Abstract

We investigate an efficient preconditioning of iterative methods (such as GMRES) for solving dense linear systems Ax=b that follow from a boundary element method (BEM) for the 3D Helmholtz equation, focusing on the low-frequency regime. While matrix–vector products in GMRES can be accelerated through the low-frequency fast multipole method (LFFMM), the BEM often remains computationally expensive due to the large number of GMRES iterations. We propose the application of the inverse fast multipole method (IFMM) as a preconditioner to accelerate the convergence of GMRES. The IFMM is in essence an approximate direct solver that uses a multilevel hierarchical decomposition and low-rank approximations. The proposed IFMM-based preconditioning has a tunable parameter ε that balances the cost to construct a preconditioner M, which is an approximation of A−1, and the cost to perform the iterative process by means of M. Namely, using a small (respectively, large) value of ε takes a long (respectively, short) time to construct M, while the number of iterations can be small (respectively, large). A comprehensive set of numerical examples involving various boundary value problems with complicated geometries and mixed boundary conditions is presented to validate the efficiency of the proposed method.
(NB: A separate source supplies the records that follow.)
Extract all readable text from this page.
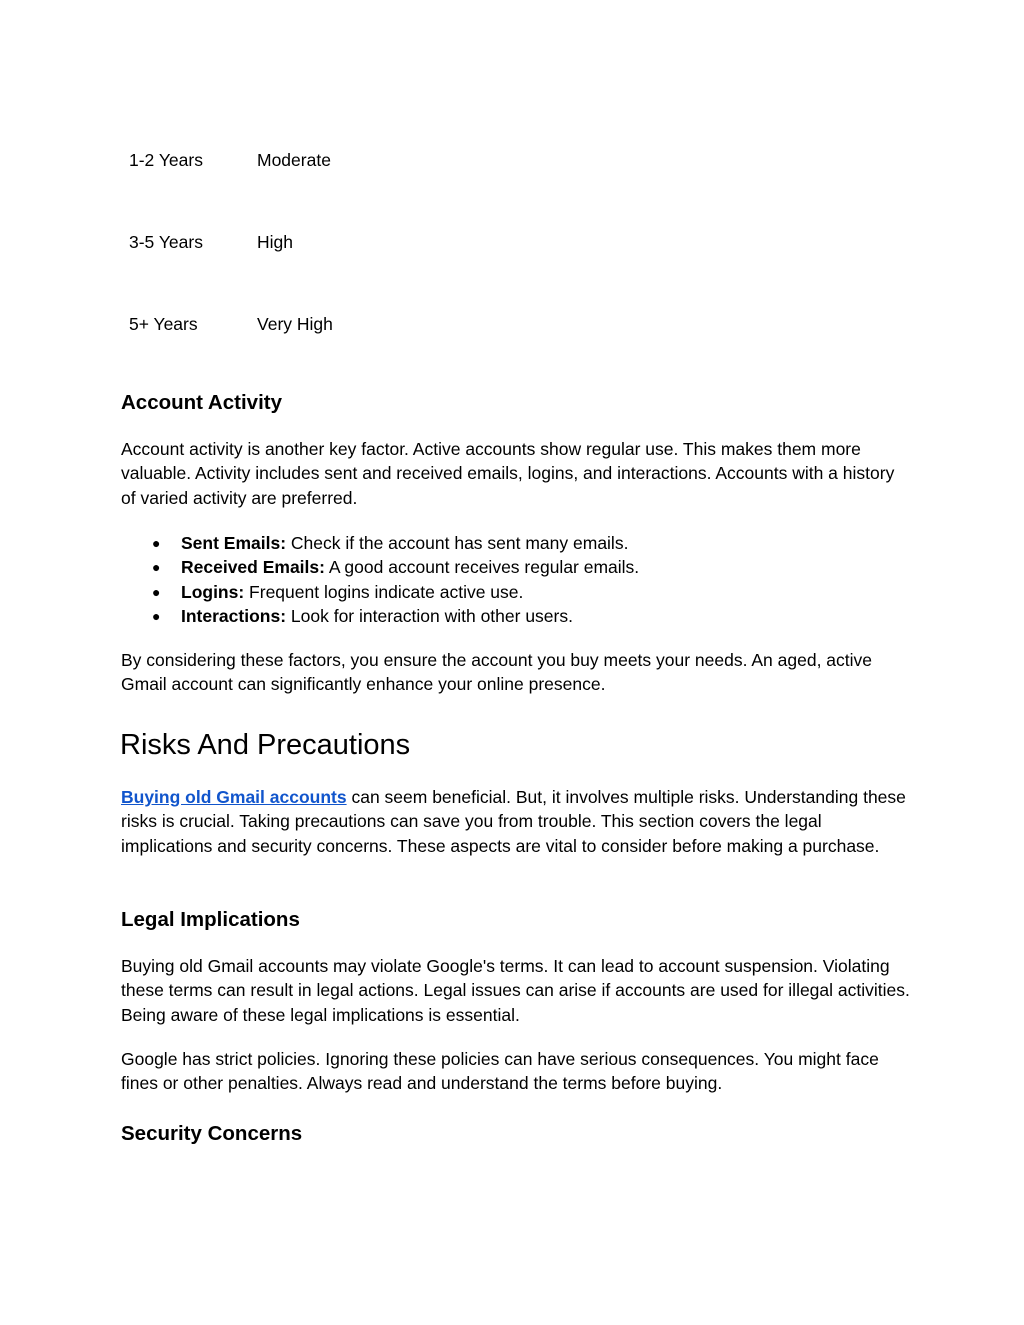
1-2 Years	Moderate
3-5 Years	High
5+ Years	Very High
Account Activity

Account activity is another key factor. Active accounts show regular use. This makes them more valuable. Activity includes sent and received emails, logins, and interactions. Accounts with a history of varied activity are preferred.

● Sent Emails: Check if the account has sent many emails.
● Received Emails: A good account receives regular emails.
● Logins: Frequent logins indicate active use.
● Interactions: Look for interaction with other users.

By considering these factors, you ensure the account you buy meets your needs. An aged, active Gmail account can significantly enhance your online presence.

Risks And Precautions

Buying old Gmail accounts can seem beneficial. But, it involves multiple risks. Understanding these risks is crucial. Taking precautions can save you from trouble. This section covers the legal implications and security concerns. These aspects are vital to consider before making a purchase.

Legal Implications

Buying old Gmail accounts may violate Google's terms. It can lead to account suspension. Violating these terms can result in legal actions. Legal issues can arise if accounts are used for illegal activities. Being aware of these legal implications is essential.

Google has strict policies. Ignoring these policies can have serious consequences. You might face fines or other penalties. Always read and understand the terms before buying.

Security Concerns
We show that the IFMM preconditioner (with a nearly optimal ε of 10−2) clearly outperforms some common preconditioners for the BEM, achieving 1.2–10.8 times speed-up of the computations, in particular when the scale of the underlying scatterer is about five wavelengths or more. In addition, the IFMM preconditioner is capable of solving complicated problems (in a reasonable amount of time) that BD preconditioner can not.